When you divide the length of the string in half, by stopping in the middle with your finger, the frequency is doubled and the pitch goes up by one octave. By placing your finger very lightly you create two lengths, both of which vibrate.
Are you asking specifically about natural harmonics? Paul's answer is correct, and there are other harmonics as well--1/4 and 3/4 of the length of the string will give you two octaves higher, and dividing the string by thirds will take you up an octave plus a fifth.
Thanks Paul & Mary for your help and the links! I believe music students must understand a bit of Physics and the science behind the playing.
The science of artificial harmonics is identical to the science of natural harmonics.
Also, always do harmonics a tiny bit sharp, because they are naturally flat.

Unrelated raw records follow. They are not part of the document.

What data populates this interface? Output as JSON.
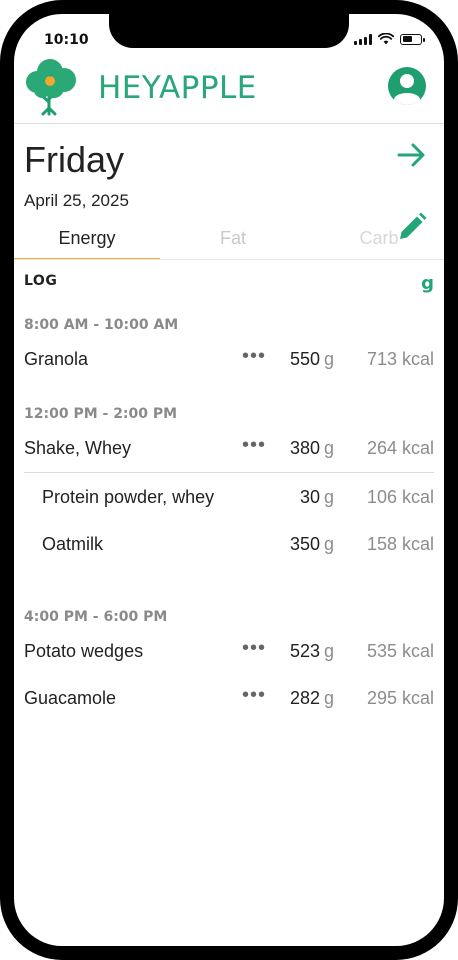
{
  "status_bar": {
    "time": "10:10"
  },
  "header": {
    "brand_bold": "HEY",
    "brand_light": "APPLE"
  },
  "day": {
    "name": "Friday",
    "date": "April 25, 2025"
  },
  "tabs": [
    {
      "label": "Energy",
      "active": true
    },
    {
      "label": "Fat",
      "active": false
    },
    {
      "label": "Carb",
      "active": false
    }
  ],
  "log": {
    "label": "LOG",
    "unit_toggle": "g",
    "sections": [
      {
        "time": "8:00 AM - 10:00 AM",
        "items": [
          {
            "name": "Granola",
            "amount": "550",
            "unit": "g",
            "kcal": "713 kcal"
          }
        ]
      },
      {
        "time": "12:00 PM - 2:00 PM",
        "items": [
          {
            "name": "Shake, Whey",
            "amount": "380",
            "unit": "g",
            "kcal": "264 kcal"
          },
          {
            "name": "Protein powder, whey",
            "amount": "30",
            "unit": "g",
            "kcal": "106 kcal"
          },
          {
            "name": "Oatmilk",
            "amount": "350",
            "unit": "g",
            "kcal": "158 kcal"
          }
        ]
      },
      {
        "time": "4:00 PM - 6:00 PM",
        "items": [
          {
            "name": "Potato wedges",
            "amount": "523",
            "unit": "g",
            "kcal": "535 kcal"
          },
          {
            "name": "Guacamole",
            "amount": "282",
            "unit": "g",
            "kcal": "295 kcal"
          }
        ]
      }
    ]
  },
  "more_glyph": "•••",
  "colors": {
    "brand_green": "#29a77a",
    "tab_indicator": "#e9b33a"
  }
}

Andrew is correct. Artificial harmonics are artificial in name only. But, Mary Ellen is correct too: That's what everyone calls them. Essentially one uses one's first finger to create an artificial nut (a hard stop) and then the fourth finger is used to create the two-octave harmonic in exactly the same physical manner as described by Mary Ellen, by adding a soft stop a the 1/4 point along the remaining string length.
I think Nina is right but it's hard to explain.
If you stop a string so that it "rings" the harmonic of another string, then it's at the same fundamental frequency. Your finger does have finite thickness so if you are going to play an A harmonic (halfway up the A string) and then the same note with a regular stop, you do have to move your finger down a little. But that doesn't mean the harmonic was flat! It's just a consequence of your physicality.